The production of copper from chalcocite is performed by roasting the Cu₂S in air to produce the Cu. By combining the equations from Parts (a) and (b), write the equation that describes the roasting of the chalcocite, and explain why coupling these reactions together makes for a more efficient process for the production of the copper.

Q16.4.35

What happens to \(ΔG^\circ_{298}\) (becomes more negative or more positive) for the following chemical reactions when the partial pressure of oxygen is increased?

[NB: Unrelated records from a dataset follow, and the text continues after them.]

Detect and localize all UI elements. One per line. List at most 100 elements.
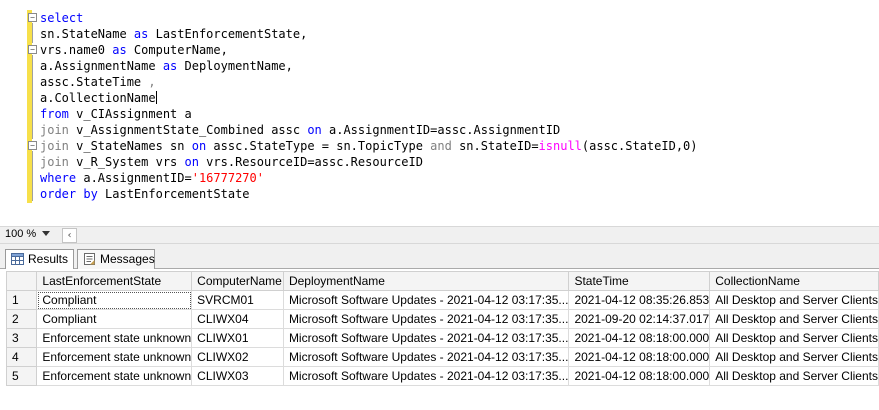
code-line[interactable]: sn.StateName as LastEnforcementState, bbox=[40, 26, 307, 42]
fold-guide bbox=[32, 23, 33, 43]
collapse-icon[interactable]: − bbox=[28, 13, 37, 22]
column-header[interactable]: ComputerName bbox=[191, 271, 284, 291]
code-text: assc.StateType = sn.TopicType bbox=[206, 139, 431, 153]
code-line[interactable]: from v_CIAssignment a bbox=[40, 106, 192, 122]
tab-results[interactable]: Results bbox=[5, 249, 74, 270]
grid-cell[interactable]: All Desktop and Server Clients bbox=[709, 328, 879, 348]
string-literal: '16777270' bbox=[191, 171, 264, 185]
grid-cell[interactable]: All Desktop and Server Clients bbox=[709, 290, 879, 310]
grid-cell[interactable]: Microsoft Software Updates - 2021-04-12 … bbox=[282, 347, 570, 367]
row-number[interactable]: 1 bbox=[5, 290, 38, 310]
column-header[interactable]: DeploymentName bbox=[282, 271, 570, 291]
collapse-icon[interactable]: − bbox=[28, 45, 37, 54]
grid-cell[interactable]: Compliant bbox=[36, 309, 193, 329]
grid-cell[interactable]: Microsoft Software Updates - 2021-04-12 … bbox=[282, 290, 570, 310]
code-line[interactable]: assc.StateTime , bbox=[40, 74, 156, 90]
code-text: DeploymentName, bbox=[177, 59, 293, 73]
grid-cell[interactable]: Compliant bbox=[36, 290, 193, 310]
code-line[interactable]: join v_R_System vrs on vrs.ResourceID=as… bbox=[40, 154, 423, 170]
grid-cell[interactable]: CLIWX03 bbox=[191, 366, 284, 386]
fold-guide bbox=[32, 55, 33, 139]
grid-cell[interactable]: All Desktop and Server Clients bbox=[709, 309, 879, 329]
keyword: join bbox=[40, 155, 69, 169]
operator: , bbox=[148, 75, 156, 89]
grid-cell[interactable]: 2021-04-12 08:18:00.000 bbox=[568, 328, 711, 348]
code-text: vrs.ResourceID=assc.ResourceID bbox=[198, 155, 423, 169]
text-caret bbox=[155, 91, 157, 104]
table-row[interactable]: 5 Enforcement state unknown CLIWX03 Micr… bbox=[5, 366, 879, 386]
code-text: a.AssignmentID= bbox=[76, 171, 192, 185]
code-line[interactable]: join v_StateNames sn on assc.StateType =… bbox=[40, 138, 698, 154]
function-name: isnull bbox=[538, 139, 582, 153]
keyword: from bbox=[40, 107, 69, 121]
grid-header-row: LastEnforcementState ComputerName Deploy… bbox=[5, 271, 879, 291]
keyword: on bbox=[184, 155, 199, 169]
grid-cell[interactable]: Microsoft Software Updates - 2021-04-12 … bbox=[282, 309, 570, 329]
grid-cell[interactable]: All Desktop and Server Clients bbox=[709, 366, 879, 386]
grid-cell[interactable]: 2021-04-12 08:18:00.000 bbox=[568, 347, 711, 367]
code-text: sn.StateName bbox=[40, 27, 134, 41]
table-row[interactable]: 1 Compliant SVRCM01 Microsoft Software U… bbox=[5, 290, 879, 310]
column-header[interactable]: LastEnforcementState bbox=[36, 271, 193, 291]
row-number[interactable]: 3 bbox=[5, 328, 38, 348]
code-line[interactable]: a.AssignmentName as DeploymentName, bbox=[40, 58, 293, 74]
grid-cell[interactable]: Enforcement state unknown bbox=[36, 328, 193, 348]
code-text: v_AssignmentState_Combined assc bbox=[68, 123, 308, 137]
grid-cell[interactable]: CLIWX02 bbox=[191, 347, 284, 367]
grid-cell[interactable]: Enforcement state unknown bbox=[36, 347, 193, 367]
results-tabs: Results Messages bbox=[0, 244, 879, 270]
code-line[interactable]: a.CollectionName bbox=[40, 90, 157, 106]
code-line[interactable]: order by LastEnforcementState bbox=[40, 186, 250, 202]
tab-label: Messages bbox=[100, 252, 155, 266]
messages-icon bbox=[84, 253, 95, 265]
code-text: v_CIAssignment a bbox=[68, 107, 192, 121]
code-text: vrs.name0 bbox=[40, 43, 113, 57]
code-text: assc.StateTime bbox=[40, 75, 149, 89]
code-text: sn.StateID= bbox=[451, 139, 539, 153]
grid-cell[interactable]: 2021-04-12 08:18:00.000 bbox=[568, 366, 711, 386]
keyword: where bbox=[40, 171, 77, 185]
keyword: join bbox=[40, 139, 69, 153]
keyword: and bbox=[430, 139, 452, 153]
grid-cell[interactable]: 2021-09-20 02:14:37.017 bbox=[568, 309, 711, 329]
keyword: on bbox=[191, 139, 207, 153]
zoom-bar: 100 % ‹ bbox=[0, 226, 879, 244]
code-line[interactable]: select bbox=[40, 10, 83, 26]
row-number[interactable]: 4 bbox=[5, 347, 38, 367]
grid-cell[interactable]: CLIWX04 bbox=[191, 309, 284, 329]
keyword: as bbox=[162, 59, 178, 73]
keyword: order by bbox=[40, 187, 98, 201]
code-line[interactable]: vrs.name0 as ComputerName, bbox=[40, 42, 228, 58]
tab-messages[interactable]: Messages bbox=[77, 249, 155, 269]
table-row[interactable]: 2 Compliant CLIWX04 Microsoft Software U… bbox=[5, 309, 879, 329]
sql-editor[interactable]: − − − select sn.StateName as LastEnforce… bbox=[0, 0, 879, 224]
row-number[interactable]: 5 bbox=[5, 366, 38, 386]
code-text: (assc.StateID,0) bbox=[581, 139, 698, 153]
editor-margin bbox=[0, 0, 27, 224]
grid-cell[interactable]: 2021-04-12 08:35:26.853 bbox=[568, 290, 711, 310]
tab-label: Results bbox=[28, 252, 69, 266]
grid-cell[interactable]: Microsoft Software Updates - 2021-04-12 … bbox=[282, 366, 570, 386]
table-row[interactable]: 4 Enforcement state unknown CLIWX02 Micr… bbox=[5, 347, 879, 367]
collapse-icon[interactable]: − bbox=[28, 141, 37, 150]
grid-cell[interactable]: All Desktop and Server Clients bbox=[709, 347, 879, 367]
column-header[interactable]: CollectionName bbox=[709, 271, 879, 291]
zoom-level[interactable]: 100 % bbox=[5, 228, 36, 240]
chevron-down-icon[interactable] bbox=[42, 231, 50, 236]
code-text: LastEnforcementState bbox=[97, 187, 250, 201]
grid-icon bbox=[11, 253, 24, 265]
row-number-header[interactable] bbox=[5, 271, 38, 291]
code-text: a.AssignmentID=assc.AssignmentID bbox=[321, 123, 561, 137]
column-header[interactable]: StateTime bbox=[568, 271, 711, 291]
code-text: v_R_System vrs bbox=[68, 155, 185, 169]
grid-cell[interactable]: CLIWX01 bbox=[191, 328, 284, 348]
code-text: a.AssignmentName bbox=[40, 59, 163, 73]
row-number[interactable]: 2 bbox=[5, 309, 38, 329]
grid-cell[interactable]: SVRCM01 bbox=[191, 290, 284, 310]
grid-cell[interactable]: Microsoft Software Updates - 2021-04-12 … bbox=[282, 328, 570, 348]
grid-cell[interactable]: Enforcement state unknown bbox=[36, 366, 193, 386]
table-row[interactable]: 3 Enforcement state unknown CLIWX01 Micr… bbox=[5, 328, 879, 348]
code-line[interactable]: join v_AssignmentState_Combined assc on … bbox=[40, 122, 560, 138]
scroll-left-icon[interactable]: ‹ bbox=[62, 228, 77, 243]
code-line[interactable]: where a.AssignmentID='16777270' bbox=[40, 170, 264, 186]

(a) \(\ce{S}(s)+\ce{O2}(g)⟶\ce{SO2}(g)\)
\(\ce{2SO2}(g)+\ce{O2}(g)⟶\ce{SO3}(g)\)
\(\ce{HgO}(s)⟶\ce{Hg}(l)+\ce{O2}(g)\)

S16.4.35

(a) Increasing \(P_{\ce{O2}}\) will shift the equilibrium toward the products, which increases the value of K. \(ΔG^\circ_{298}\) therefore becomes more negative.
Increasing \(P_{\ce{O2}}\) will shift the equilibrium toward the products, which increases the value of K. \(ΔG^\circ_{298}\) therefore becomes more negative.
Increasing \(P_{\ce{O2}}\) will shift the equilibrium the reactants, which decreases the value of K. \(ΔG^\circ_{298}\) therefore becomes more positive.